Fig. 6: Human HPS1 fibrotic lung tissue demonstrates loss of AT2 cells and increased prevalence of inflammatory fibroblasts.

a UMAP of all cells, grouped by compartment, from HPS1 patient scRNA-seq dataset merged with publicly available control and ILD patient scRNA-seq datasets^28,33,34. b UMAP of cells recovered and number of cells recovered from three separate HPS1 patient lung tissues (blue) overlaid on control tissues and ILD atlas. c Cell type proportions within the epithelial compartment of human scRNA-seq atlas, separated by disease classification.
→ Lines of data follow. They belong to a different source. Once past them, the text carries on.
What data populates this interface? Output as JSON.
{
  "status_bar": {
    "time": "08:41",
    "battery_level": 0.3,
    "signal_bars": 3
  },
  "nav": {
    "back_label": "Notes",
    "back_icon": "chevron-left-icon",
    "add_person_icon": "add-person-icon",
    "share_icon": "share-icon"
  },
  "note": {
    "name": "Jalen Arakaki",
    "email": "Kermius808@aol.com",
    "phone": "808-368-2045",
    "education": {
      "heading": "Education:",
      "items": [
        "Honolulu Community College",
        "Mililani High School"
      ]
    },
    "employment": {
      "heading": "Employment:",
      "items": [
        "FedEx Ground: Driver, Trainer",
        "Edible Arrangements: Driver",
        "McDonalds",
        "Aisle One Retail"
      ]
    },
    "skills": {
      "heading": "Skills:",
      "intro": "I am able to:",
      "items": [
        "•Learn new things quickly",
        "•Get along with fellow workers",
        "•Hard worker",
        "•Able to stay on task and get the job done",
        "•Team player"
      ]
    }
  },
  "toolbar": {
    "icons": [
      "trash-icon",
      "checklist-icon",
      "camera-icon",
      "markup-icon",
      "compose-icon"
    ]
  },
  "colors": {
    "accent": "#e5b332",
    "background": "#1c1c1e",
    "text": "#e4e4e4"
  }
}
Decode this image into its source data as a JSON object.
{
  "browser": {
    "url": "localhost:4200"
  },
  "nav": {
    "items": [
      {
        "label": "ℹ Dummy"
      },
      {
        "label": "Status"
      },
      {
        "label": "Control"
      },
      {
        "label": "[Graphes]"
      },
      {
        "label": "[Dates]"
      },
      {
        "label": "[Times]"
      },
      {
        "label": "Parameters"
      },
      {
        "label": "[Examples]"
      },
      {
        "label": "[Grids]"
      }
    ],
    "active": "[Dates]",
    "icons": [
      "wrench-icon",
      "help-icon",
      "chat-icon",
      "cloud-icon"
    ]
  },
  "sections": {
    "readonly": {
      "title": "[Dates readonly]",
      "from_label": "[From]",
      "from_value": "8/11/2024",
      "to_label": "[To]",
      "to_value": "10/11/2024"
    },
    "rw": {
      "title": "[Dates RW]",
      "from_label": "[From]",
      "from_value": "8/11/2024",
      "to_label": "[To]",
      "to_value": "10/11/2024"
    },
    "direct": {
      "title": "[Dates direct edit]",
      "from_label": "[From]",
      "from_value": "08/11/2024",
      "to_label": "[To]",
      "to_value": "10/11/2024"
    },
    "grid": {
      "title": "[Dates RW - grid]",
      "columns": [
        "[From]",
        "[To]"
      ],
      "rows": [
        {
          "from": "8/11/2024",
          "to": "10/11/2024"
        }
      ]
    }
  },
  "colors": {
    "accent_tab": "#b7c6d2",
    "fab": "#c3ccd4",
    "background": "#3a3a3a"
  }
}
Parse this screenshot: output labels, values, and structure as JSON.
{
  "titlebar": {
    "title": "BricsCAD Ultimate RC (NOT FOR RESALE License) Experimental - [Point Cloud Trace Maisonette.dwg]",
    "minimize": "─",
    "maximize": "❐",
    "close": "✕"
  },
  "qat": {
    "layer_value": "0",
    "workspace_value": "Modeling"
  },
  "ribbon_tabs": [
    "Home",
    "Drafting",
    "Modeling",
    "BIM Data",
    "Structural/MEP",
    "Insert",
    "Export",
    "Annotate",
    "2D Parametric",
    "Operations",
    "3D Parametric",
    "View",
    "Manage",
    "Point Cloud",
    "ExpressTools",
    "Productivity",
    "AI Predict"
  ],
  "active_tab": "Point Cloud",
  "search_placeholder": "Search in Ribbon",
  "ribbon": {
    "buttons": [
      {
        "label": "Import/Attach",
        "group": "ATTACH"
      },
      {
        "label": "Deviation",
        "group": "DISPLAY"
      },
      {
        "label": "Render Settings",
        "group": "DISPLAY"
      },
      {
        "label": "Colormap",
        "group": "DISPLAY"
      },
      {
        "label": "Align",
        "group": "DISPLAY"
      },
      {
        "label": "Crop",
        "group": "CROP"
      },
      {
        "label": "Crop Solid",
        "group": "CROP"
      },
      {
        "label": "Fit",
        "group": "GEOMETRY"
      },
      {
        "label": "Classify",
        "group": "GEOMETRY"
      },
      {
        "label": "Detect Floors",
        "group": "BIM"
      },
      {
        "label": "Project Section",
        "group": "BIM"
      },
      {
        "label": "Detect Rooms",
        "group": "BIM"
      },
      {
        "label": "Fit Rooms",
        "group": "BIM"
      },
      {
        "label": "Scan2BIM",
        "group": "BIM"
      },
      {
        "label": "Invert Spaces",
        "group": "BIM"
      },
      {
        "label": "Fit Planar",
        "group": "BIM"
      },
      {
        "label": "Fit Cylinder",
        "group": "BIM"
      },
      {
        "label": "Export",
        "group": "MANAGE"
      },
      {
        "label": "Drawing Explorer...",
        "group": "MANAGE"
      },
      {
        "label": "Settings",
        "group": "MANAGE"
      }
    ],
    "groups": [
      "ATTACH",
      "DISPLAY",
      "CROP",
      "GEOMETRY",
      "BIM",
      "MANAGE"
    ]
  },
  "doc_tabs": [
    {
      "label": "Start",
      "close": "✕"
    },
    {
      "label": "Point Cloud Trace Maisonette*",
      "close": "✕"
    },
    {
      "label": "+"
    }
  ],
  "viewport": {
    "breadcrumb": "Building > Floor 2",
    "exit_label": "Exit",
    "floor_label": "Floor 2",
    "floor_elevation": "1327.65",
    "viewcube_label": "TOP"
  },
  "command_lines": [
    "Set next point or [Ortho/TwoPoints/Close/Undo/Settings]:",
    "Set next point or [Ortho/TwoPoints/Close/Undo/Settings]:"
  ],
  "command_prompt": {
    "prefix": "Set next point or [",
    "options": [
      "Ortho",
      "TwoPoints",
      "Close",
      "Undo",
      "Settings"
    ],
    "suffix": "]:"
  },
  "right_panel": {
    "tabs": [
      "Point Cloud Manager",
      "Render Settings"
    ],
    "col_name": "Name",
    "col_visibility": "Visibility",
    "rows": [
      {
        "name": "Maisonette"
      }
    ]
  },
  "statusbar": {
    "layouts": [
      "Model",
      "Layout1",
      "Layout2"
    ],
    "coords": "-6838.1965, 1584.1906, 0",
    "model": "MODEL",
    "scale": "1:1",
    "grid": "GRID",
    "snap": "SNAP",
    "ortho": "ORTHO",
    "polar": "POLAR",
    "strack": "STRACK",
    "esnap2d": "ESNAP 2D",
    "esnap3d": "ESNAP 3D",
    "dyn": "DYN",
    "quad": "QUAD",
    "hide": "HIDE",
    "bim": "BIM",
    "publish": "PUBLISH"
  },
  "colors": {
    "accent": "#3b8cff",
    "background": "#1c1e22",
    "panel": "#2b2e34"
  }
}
NSIP = nonspecific interstitial pneumonia, Chronic HP = chronic hypersensitivity pneumonitis. d UMAP of select inflammatory fibroblast marker genes (top panel) and fibrotic fibroblast marker genes (bottom panel) within PDGFRα⁺ fibroblasts used to identify each fibroblast subtype, respectively. e Proportion of PDGFRα⁺ fibroblasts that were classified as either normal, inflammatory, fibrotic, or both inflammatory and fibrotic in human scRNA-seq atlas by disease type. f Split UMAPs of control, HPS1, and IPF PDGFRα⁺ fibroblasts by identified fibroblast subtype. g Hematoxylin & eosin and immunofluorescent staining of tissue from control and HPS1 patient tissue. Sequential sections were used to localize SFRP2⁺ and CTHRC1⁺ fibroblasts in control and HPS1 patient tissue. Imaging experiment was performed on one HPS1 patient tissue and one control patient tissue. Arrows indicate similar regions across sequential tissue sections, which highlight the overlap of SFRP2⁺ cells with CTHRC1⁺ cells in fibrotic regions, as determined by H&E stain. Scale bars = 100 µm. h Dot plot of top 20 DEGs between control tissue and HPS1 patient PDGFRα⁺ fibroblasts. Gene expression of IL1R1 is bolded and highlighted with an arrow.